First, let’s start with the common 4 to 3 format, which originates in the golden ratio or golden mean (or on your old-fashioned TV)
It’s derived from Greek mathematicians, including Plato and Euclid. From the Golden Ratio a rectancle can be created from a square (figure 1). Notice how much the upper rectangle looks like an 8x10? That is not an accident! (Image from Wikipedia)
This Golden Rectangle was seen to have specially satisfying qualities by the great Renaissance painters. And it DOES work wonderfully for portraits. It became a standard for a couple of hundred years.
So, early movies were set to this ratio. Hence your old-fashioned TV set was set up to project them. And early computer monitors were just like your TV…. This is the persistence of a paradigm and will hijack this essay if I let it.
Where were we? Ah, yes, panos. Recently I got curious about the aspect ratio of normal human vision. How do we naturally see things? How does that affect the way we react to and interpret photos?
The closest I could get to working this out was that we normally see in a ratio between 1.5 to 1 and 1.6 to one. This is pretty darn close to 3:2, about the same as 35 millimeter film format, which gives a 4x6 print.
What’s magic about this aspect ratio? A rectangle shaped like this holds all the information we can see at a glance. You don’t have to scan it to get what’s going on. If you do keep looking at it, your eye will sweep it from left to right, but basically, you can get the gist of a 3:2 image all at once. This gives images greater impact, makes them easier to decode.
At 3:2 or narrower we "get" most of the picture at a glance. This perception is much more a matter of shape than size; large or small prints will work the same way, up to about 10 x 15 or a little bigger (depending on how far from your eyes the print or computer screen is situated).
As ratios start getting wider, the way we see the picture changes. There’s much more decoding going on. This example sheet makes the point.
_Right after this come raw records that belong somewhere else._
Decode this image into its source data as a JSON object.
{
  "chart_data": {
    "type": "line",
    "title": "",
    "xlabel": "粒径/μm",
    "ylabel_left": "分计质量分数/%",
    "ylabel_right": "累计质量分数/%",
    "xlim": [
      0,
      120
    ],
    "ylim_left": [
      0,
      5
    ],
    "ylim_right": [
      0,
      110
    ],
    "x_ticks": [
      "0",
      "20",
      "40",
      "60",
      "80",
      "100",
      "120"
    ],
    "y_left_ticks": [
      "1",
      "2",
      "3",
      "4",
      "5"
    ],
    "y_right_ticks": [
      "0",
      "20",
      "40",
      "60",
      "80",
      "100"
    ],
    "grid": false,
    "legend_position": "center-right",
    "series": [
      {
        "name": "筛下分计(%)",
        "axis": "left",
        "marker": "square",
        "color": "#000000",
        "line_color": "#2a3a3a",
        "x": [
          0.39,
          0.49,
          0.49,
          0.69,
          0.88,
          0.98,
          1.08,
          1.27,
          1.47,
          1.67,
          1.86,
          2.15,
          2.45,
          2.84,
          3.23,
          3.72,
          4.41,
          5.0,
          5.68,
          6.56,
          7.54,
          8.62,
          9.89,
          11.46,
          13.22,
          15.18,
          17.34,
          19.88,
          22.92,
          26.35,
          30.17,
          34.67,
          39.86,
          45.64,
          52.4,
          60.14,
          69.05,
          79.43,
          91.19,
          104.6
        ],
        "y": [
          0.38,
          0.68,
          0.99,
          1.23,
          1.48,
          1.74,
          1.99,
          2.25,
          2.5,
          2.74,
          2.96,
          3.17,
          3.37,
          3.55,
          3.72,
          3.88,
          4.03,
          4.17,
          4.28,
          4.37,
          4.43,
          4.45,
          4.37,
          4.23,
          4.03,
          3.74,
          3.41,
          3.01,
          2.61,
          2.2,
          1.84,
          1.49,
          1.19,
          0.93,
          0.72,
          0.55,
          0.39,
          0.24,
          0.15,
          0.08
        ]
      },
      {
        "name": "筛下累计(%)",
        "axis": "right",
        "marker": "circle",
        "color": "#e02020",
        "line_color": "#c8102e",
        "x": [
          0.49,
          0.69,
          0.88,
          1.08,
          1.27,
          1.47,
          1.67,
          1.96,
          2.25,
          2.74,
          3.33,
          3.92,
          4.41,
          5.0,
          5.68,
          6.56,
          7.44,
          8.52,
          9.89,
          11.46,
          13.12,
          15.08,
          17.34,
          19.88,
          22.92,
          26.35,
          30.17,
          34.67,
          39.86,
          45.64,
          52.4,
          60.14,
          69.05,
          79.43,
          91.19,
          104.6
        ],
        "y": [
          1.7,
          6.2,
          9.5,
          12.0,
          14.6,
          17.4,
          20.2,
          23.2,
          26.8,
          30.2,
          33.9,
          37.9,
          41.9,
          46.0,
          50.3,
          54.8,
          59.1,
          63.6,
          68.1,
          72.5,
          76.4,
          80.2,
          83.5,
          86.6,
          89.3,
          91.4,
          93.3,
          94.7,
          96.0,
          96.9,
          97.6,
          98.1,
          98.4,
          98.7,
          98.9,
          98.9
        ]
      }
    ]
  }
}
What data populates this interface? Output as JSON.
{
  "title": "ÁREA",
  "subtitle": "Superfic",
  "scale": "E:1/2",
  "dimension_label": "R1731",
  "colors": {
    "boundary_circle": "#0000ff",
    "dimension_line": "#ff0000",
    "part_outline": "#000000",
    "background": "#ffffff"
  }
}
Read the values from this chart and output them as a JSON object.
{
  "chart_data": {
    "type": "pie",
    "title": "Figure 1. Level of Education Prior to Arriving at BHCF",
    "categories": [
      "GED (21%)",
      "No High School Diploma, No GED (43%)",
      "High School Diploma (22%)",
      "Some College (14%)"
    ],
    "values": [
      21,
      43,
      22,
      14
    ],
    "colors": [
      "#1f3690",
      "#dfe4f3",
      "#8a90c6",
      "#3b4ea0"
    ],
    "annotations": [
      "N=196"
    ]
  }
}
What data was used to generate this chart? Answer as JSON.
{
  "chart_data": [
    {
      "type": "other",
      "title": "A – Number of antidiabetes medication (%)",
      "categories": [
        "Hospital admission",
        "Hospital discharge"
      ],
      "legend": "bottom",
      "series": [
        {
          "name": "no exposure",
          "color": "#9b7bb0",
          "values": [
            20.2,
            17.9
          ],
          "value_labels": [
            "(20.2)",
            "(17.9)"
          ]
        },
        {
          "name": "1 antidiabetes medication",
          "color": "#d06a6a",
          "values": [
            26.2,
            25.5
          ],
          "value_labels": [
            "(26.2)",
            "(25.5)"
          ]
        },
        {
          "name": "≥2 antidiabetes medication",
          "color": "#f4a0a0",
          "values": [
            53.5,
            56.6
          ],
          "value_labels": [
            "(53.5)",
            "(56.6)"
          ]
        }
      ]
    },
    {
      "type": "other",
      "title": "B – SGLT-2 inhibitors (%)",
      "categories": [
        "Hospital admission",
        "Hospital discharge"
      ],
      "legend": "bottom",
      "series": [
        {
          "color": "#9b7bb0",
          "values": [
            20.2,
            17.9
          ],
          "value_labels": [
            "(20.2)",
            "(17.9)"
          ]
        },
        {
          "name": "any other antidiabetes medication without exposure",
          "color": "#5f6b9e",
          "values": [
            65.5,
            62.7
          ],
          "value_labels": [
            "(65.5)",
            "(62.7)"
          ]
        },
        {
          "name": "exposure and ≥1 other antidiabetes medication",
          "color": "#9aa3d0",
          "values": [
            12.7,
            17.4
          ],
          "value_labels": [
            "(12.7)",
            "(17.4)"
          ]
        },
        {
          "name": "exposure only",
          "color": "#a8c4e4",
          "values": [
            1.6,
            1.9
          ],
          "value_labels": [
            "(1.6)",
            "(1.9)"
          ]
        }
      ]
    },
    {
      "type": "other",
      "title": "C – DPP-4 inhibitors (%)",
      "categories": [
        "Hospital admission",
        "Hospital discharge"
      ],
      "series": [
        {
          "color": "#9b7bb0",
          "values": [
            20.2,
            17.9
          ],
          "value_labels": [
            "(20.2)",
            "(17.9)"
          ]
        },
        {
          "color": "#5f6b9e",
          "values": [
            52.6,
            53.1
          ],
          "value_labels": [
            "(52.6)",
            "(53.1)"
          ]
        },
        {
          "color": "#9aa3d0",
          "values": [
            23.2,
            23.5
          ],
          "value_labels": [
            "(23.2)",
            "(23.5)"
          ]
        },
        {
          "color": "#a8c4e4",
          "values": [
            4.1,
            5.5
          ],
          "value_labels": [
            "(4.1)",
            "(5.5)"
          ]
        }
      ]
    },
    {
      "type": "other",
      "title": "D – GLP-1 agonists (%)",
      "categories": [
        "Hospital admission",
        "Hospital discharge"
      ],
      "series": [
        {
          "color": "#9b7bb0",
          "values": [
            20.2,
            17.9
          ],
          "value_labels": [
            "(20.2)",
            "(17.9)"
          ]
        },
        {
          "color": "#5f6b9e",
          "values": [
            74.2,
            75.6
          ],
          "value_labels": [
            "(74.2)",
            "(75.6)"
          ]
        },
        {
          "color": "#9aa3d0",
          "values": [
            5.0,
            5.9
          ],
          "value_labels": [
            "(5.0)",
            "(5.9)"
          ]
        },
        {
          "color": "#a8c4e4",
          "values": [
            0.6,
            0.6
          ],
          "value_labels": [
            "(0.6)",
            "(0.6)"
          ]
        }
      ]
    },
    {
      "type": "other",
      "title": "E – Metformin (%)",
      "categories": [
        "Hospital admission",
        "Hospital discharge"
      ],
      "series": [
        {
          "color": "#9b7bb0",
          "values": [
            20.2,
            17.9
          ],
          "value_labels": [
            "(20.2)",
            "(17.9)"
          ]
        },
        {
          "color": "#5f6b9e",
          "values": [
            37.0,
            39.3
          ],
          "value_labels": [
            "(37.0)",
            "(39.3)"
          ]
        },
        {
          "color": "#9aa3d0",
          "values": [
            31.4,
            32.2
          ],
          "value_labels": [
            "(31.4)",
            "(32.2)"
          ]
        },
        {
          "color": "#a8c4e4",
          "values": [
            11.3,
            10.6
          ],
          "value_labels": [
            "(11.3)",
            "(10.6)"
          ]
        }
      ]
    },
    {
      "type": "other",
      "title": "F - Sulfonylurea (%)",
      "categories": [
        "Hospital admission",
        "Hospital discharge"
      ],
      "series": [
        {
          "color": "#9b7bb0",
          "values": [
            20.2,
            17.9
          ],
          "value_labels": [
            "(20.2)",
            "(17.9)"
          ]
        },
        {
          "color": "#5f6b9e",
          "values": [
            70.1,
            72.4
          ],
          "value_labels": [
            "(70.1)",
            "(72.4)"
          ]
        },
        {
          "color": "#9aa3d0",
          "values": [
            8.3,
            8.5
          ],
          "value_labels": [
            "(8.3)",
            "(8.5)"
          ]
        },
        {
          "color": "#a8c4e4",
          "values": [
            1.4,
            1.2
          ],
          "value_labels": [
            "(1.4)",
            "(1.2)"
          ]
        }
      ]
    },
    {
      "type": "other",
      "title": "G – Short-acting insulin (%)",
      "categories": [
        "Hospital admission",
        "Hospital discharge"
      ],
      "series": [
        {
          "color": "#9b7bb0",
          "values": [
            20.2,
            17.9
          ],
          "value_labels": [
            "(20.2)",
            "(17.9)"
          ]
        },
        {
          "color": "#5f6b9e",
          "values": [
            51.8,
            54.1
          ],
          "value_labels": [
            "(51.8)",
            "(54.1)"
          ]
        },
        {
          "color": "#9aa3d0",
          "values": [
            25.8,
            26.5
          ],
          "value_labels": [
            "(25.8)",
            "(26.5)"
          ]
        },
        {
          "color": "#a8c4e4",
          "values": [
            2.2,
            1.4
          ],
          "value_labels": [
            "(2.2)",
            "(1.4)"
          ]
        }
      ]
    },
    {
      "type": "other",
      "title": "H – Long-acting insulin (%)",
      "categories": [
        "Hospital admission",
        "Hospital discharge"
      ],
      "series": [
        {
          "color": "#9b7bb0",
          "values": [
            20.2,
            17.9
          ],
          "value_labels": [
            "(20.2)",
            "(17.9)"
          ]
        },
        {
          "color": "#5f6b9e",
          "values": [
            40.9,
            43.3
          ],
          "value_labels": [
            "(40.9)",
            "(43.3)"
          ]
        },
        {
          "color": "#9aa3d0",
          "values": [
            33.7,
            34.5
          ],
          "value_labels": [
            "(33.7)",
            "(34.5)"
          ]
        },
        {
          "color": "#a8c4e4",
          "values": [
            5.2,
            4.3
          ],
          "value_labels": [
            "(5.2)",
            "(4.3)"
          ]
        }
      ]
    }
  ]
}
Even though the image starts as a portrait of a cattle egret, as the aspect ratio widens, the picture changes from a portrait to a story – first we see the bird. Then we start seeing bird and water. Finally, the picture is less about the bird itself than the journey it’s on – more about the bird flying over water to someplace unspecified.
When we see a wide aspect image, with a ratio greater than 3:2, we have to stop and ask questions --- what’s happening here? How does this bit on the right tie into what I see on the left side? In extremely wide examples, 3 or 4 to 1, you simply HAVE to stop and figure out the image. Such images become “puzzle pictures” as often as not. Decoding them (and appreciating the contents) is a slow process, far from the instantaneous grasp of the 8x12, or even 8x10.
Here is a night view of Cincinnati, shown as a 3:2 and then as a 3:1 picture.
The 3:1 is much harder to grasp – and that’s true of simple pictures as well as complicated ones. It’s even true at very small sizes, where we can physically see the whole print at once, but we still stop to decode.
I’m not making an argument for or against panos in this essay. It’s just that they work differently, create different kinds of impact and story telling. In panos you exploit the relationship between material at either ends of the scene, as in this image of a boy holding back the tide. The aspect ratio of the image reinforces the tension and story in the picture.
So have a ball playing with panos – but don’t expect them to have the same effect on people as a 4:5 or 5:7 would do at a similar physical size.